6. Monitor and Control Risks: Implementing risk response plans, tracking identified risks, monitoring residual risks, identifying new risks, and evaluating risk process effectiveness throughout the project.

Project Risk Management includes the project management processes of conducting risk management planning, identification, analysis, response planning, and monitoring and control on a project. The main objectives of project risk management are as follows:

• To increase the probability and impact of positive events/ opportunities
• To decrease the probability and impact of negative events/ threats

In other words, project risk management is a part of the project management, which deals with uncertain events in a project in a proactive manner. It helps a project manager to ensure that the project is completed on time, within the budget and to the project requirements.

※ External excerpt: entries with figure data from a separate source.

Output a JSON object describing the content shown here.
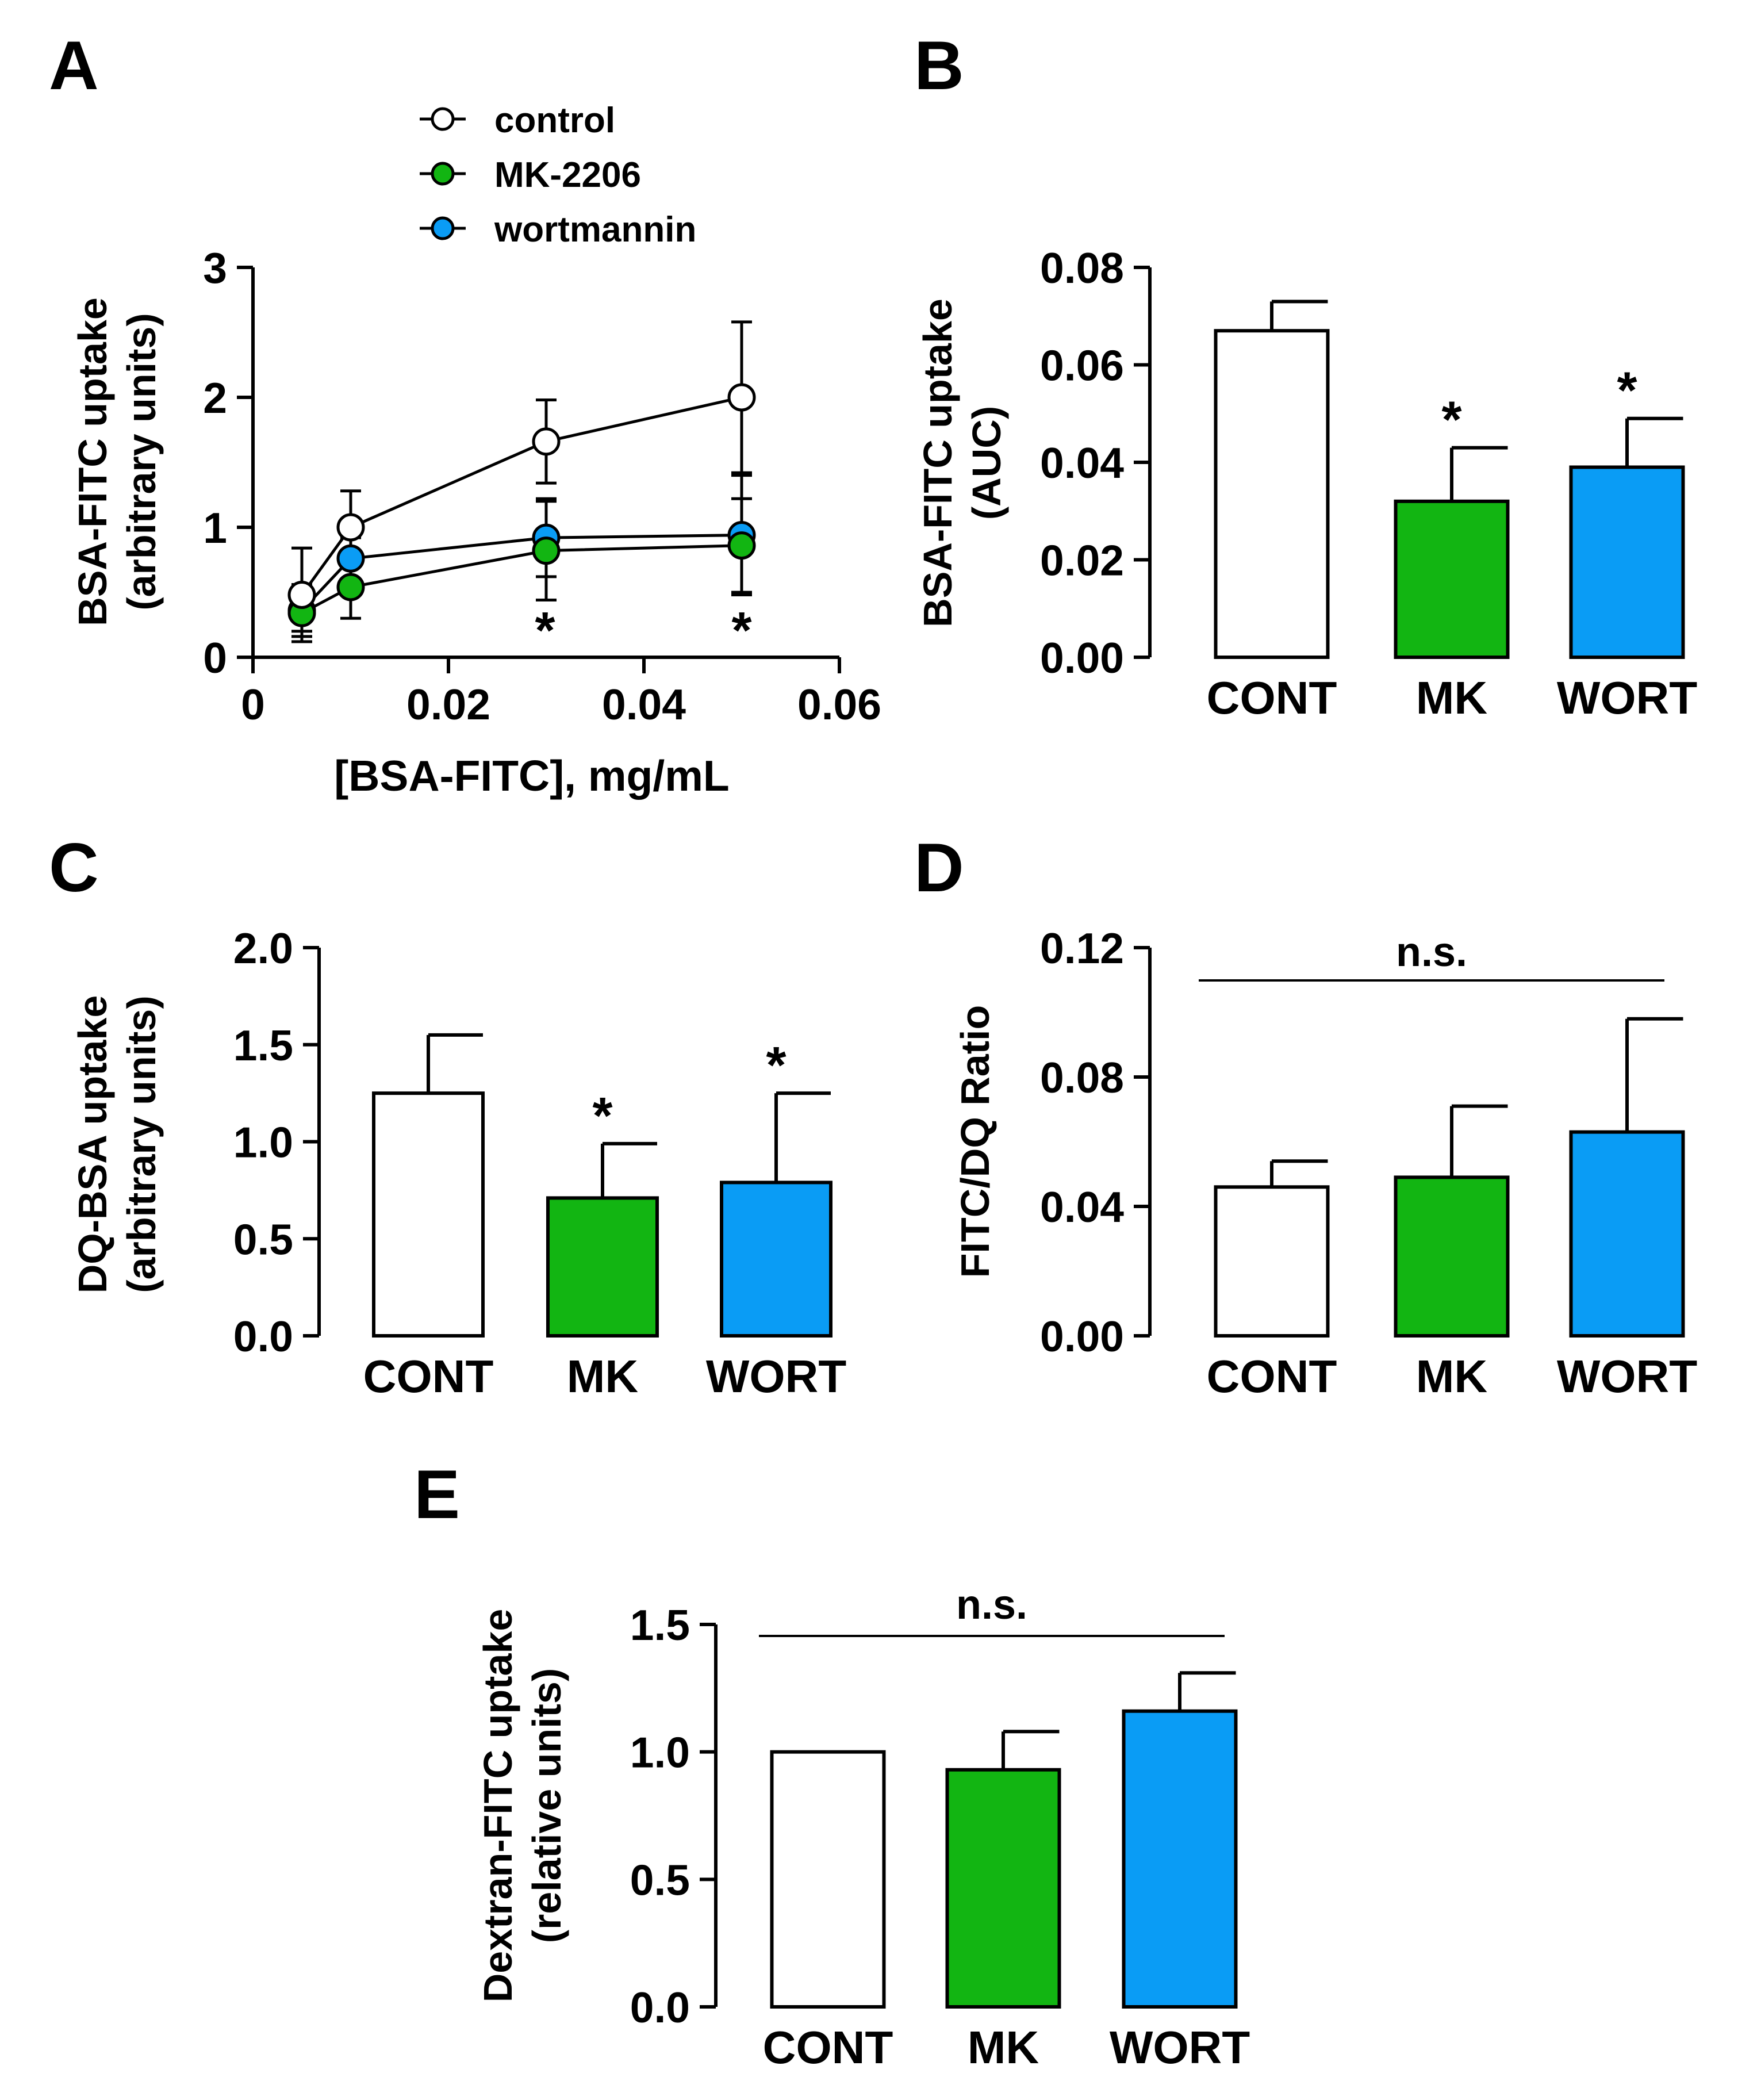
{
  "colors": {
    "control": "#ffffff",
    "mk": "#12b512",
    "wort": "#0a9cf5",
    "stroke": "#000000"
  },
  "chart_data": [
    {
      "panel": "A",
      "type": "line",
      "xlabel": "[BSA-FITC], mg/mL",
      "ylabel_line1": "BSA-FITC uptake",
      "ylabel_line2": "(arbitrary units)",
      "xlim": [
        0,
        0.06
      ],
      "ylim": [
        0,
        3
      ],
      "xticks": [
        "0",
        "0.02",
        "0.04",
        "0.06"
      ],
      "yticks": [
        "0",
        "1",
        "2",
        "3"
      ],
      "x": [
        0.005,
        0.01,
        0.03,
        0.05
      ],
      "series": [
        {
          "name": "control",
          "values": [
            0.48,
            1.0,
            1.66,
            2.0
          ],
          "err": [
            0.36,
            0.28,
            0.32,
            0.58
          ]
        },
        {
          "name": "MK-2206",
          "values": [
            0.34,
            0.54,
            0.82,
            0.86
          ],
          "err": [
            0.14,
            0.24,
            0.38,
            0.36
          ]
        },
        {
          "name": "wortmannin",
          "values": [
            0.36,
            0.76,
            0.92,
            0.94
          ],
          "err": [
            0.2,
            0.16,
            0.3,
            0.46
          ]
        }
      ],
      "legend": [
        "control",
        "MK-2206",
        "wortmannin"
      ],
      "annotations": [
        "*",
        "*"
      ]
    },
    {
      "panel": "B",
      "type": "bar",
      "ylabel_line1": "BSA-FITC uptake",
      "ylabel_line2": "(AUC)",
      "ylim": [
        0,
        0.08
      ],
      "yticks": [
        "0.00",
        "0.02",
        "0.04",
        "0.06",
        "0.08"
      ],
      "categories": [
        "CONT",
        "MK",
        "WORT"
      ],
      "values": [
        0.067,
        0.032,
        0.039
      ],
      "err": [
        0.006,
        0.011,
        0.01
      ],
      "annotations": [
        "",
        "*",
        "*"
      ]
    },
    {
      "panel": "C",
      "type": "bar",
      "ylabel_line1": "DQ-BSA uptake",
      "ylabel_line2": "(arbitrary units)",
      "ylim": [
        0,
        2.0
      ],
      "yticks": [
        "0.0",
        "0.5",
        "1.0",
        "1.5",
        "2.0"
      ],
      "categories": [
        "CONT",
        "MK",
        "WORT"
      ],
      "values": [
        1.25,
        0.71,
        0.79
      ],
      "err": [
        0.3,
        0.28,
        0.46
      ],
      "annotations": [
        "",
        "*",
        "*"
      ]
    },
    {
      "panel": "D",
      "type": "bar",
      "ylabel_line1": "FITC/DQ Ratio",
      "ylabel_line2": "",
      "ylim": [
        0,
        0.12
      ],
      "yticks": [
        "0.00",
        "0.04",
        "0.08",
        "0.12"
      ],
      "categories": [
        "CONT",
        "MK",
        "WORT"
      ],
      "values": [
        0.046,
        0.049,
        0.063
      ],
      "err": [
        0.008,
        0.022,
        0.035
      ],
      "significance": "n.s."
    },
    {
      "panel": "E",
      "type": "bar",
      "ylabel_line1": "Dextran-FITC uptake",
      "ylabel_line2": "(relative units)",
      "ylim": [
        0,
        1.5
      ],
      "yticks": [
        "0.0",
        "0.5",
        "1.0",
        "1.5"
      ],
      "categories": [
        "CONT",
        "MK",
        "WORT"
      ],
      "values": [
        1.0,
        0.93,
        1.16
      ],
      "err": [
        0.0,
        0.15,
        0.15
      ],
      "significance": "n.s."
    }
  ]
}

Risk Threshold means the amount of risk that is acceptable to an organization. Most organizations can accept minimal overruns in schedule or cost, or minor changes to the scope. For example, a company may have a policy that a risk that increases the project's cost by not more than 10% is acceptable, but anything more than 10% is not acceptable.

The customer, sponsor and other stakeholders all may have different perceptions and different risk thresholds. It is the project manager's responsibility to bring consensus on the acceptable threshold. Then, it forms the target against which the project team will analyze risks.

In general, negative risks or threats may be accepted by an organization if they are within tolerances and are in balance with the rewards that may be gained by taking the risks. For example, adopting a fast track schedule is a risk taken by a project manager to achieve the reward created by an earlier completion date.

Organizations and stakeholders are willing to accept varying degrees of risk. Risk Tolerance means whether the risk can be tolerated or not. It is the willingness of the organization or a project team to accept or avoid a risk. For example, a company might have a policy that any risk that impacts their customer relationship will not be tolerated.

A project manager should understand his risk tolerance level as well as that of the project team and the organization as a whole.